What is Permaculture?
Permaculture is the development of agricultural ecosystems intended to be sustainable and self-sufficient, as defined by google. This, however, is a grossly oversimplified description of the permaculture philosophy.
Permaculture is at its core a creative design process (because there is always something to improve we cannot say it is a system) that is based on whole-systems thinking. It is a process that is informed by ethical and ecological principals unique to the region of development. It is an attempt to utilize the same patterns, relationships, and systems that are found in nature in a way that provides a sustainable human habitat while nurturing the surrounding ecosystem.
That’s my fancy description, here’s what I would say to you if we were sitting in a tea shop having a chat: “permaculture for me right now is a way for me to design my property to provide food, medicine and more for myself and generations to come. It’s about working with nature in order to produce a piece of land that can sustain itself as well as its inhabitants; me, my family, and the animals that we share the land with.”
Because it can change the world.
I know that answer frustrates you, but the reality is that it can. It really can. I’ve said before that if each person were to start a garden it would make huge changes to the way our world functions. Now imagine if everyone began to commune and interact with nature in a way that provided them with food and helped the environment? There would be less hunger, fewer pesticides, fewer factory farms, and better food. All of these things are things that are extremely important to me.

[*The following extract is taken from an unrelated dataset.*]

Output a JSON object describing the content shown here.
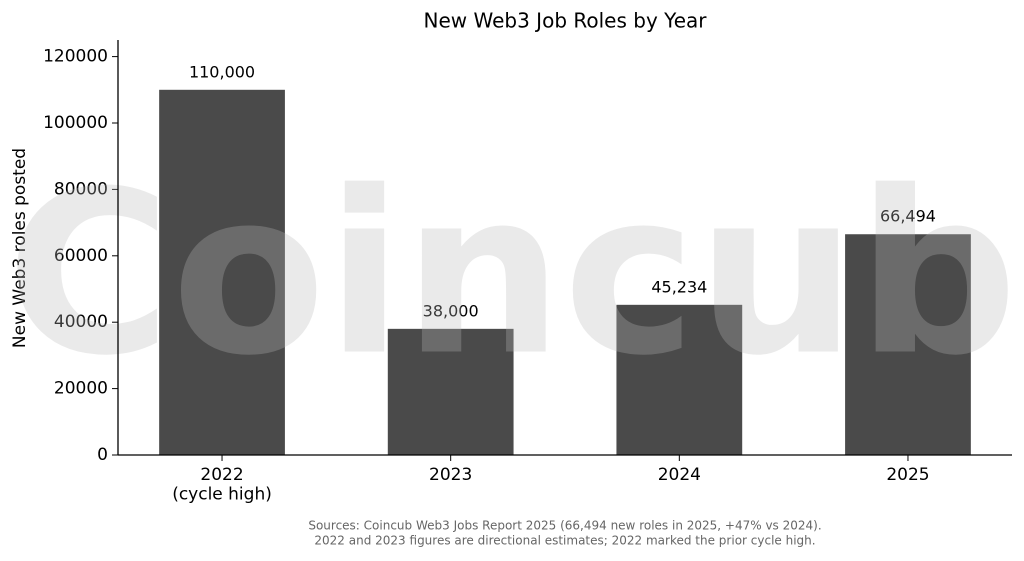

Many use climate change, the drop of peak oil, fighting the corporations, or the failing health of 1st world nations all as reasons to get into permaculture, and they are very good reasons however none of these are the main reason for me. I think permaculture can be the answer for many of the problems that our world faces today but for me, on a personal level, I am drawn to permaculture because of its connection to nature, and the need to study nature in order to develop a working design. Who knows better than Mother Nature herself?
How do you Plan to Utilize Permaculture?
I haven’t figured all that out yet. I mean, of course, I have my dream farm in my mind where I utilize certain principals, but for right now I’m still figuring it out. We have this piece of property right now that’s a little over half an acre in the burbs, which means there isn’t a lot of homesteading we can do, mainly because of ordinances, but also because of limited space and resources. This is not our forever home, something that we knew at the very beginning of our house search, so there is also resale to think about. I’m not sure how many buyers in our area are interested in a food forest for a front yard, so that’s probably not an option.
The focus for this property will be growing. I would like to develop strong gardens that provide not only beauty, but food, medicine, and a habitat for bugs and worms as well as work in harmony with their surroundings.
Much of this we have already started to do. We have been building up the terrible soil with lots of mulch, compost, and other organic additives as well as planting long producing plants such as blueberries, raspberries, apricot trees, etc. Furthermore, we have down our best to encourage native wild plants such as morels, black caps, and maple trees that have made a home here on our land on their own.
We are lucky enough to already have a fairly energy efficient home, and already utilize energy and water saving techniques. There is, of course, always room to improve on this and we are going to keep trying.
Going forward I would like to develop and draw up an actual plan for this property. It will be an actual design on paper, of course it will be subject to change, and will take time to fully implement (building structures and bringing in new plants cost money and time), but it will be a guide that I can refer to often and will help me as I move forward with the design here.
I get that this seems like a pretty big undertaking for someone who plans on only living in a place for a few years, but I don’t feel as though it’s a waste. There is so much to be learned from doing this design and working on it day in and day out. In permaculture, there is a sense of ethics in designing a property that you are building something that will benefit the land for years to come, for the new owners and generations beyond that. I fully understand that someone else may not have my same dream of a food-topia in their backyard and rip everything that we have worked hard for right out, but I’d like to think that they might also just enjoy it and maybe even add to what we started.
So this is what permaculture means to me, why I love it, and how I plan to utilize it. Now, what to you think?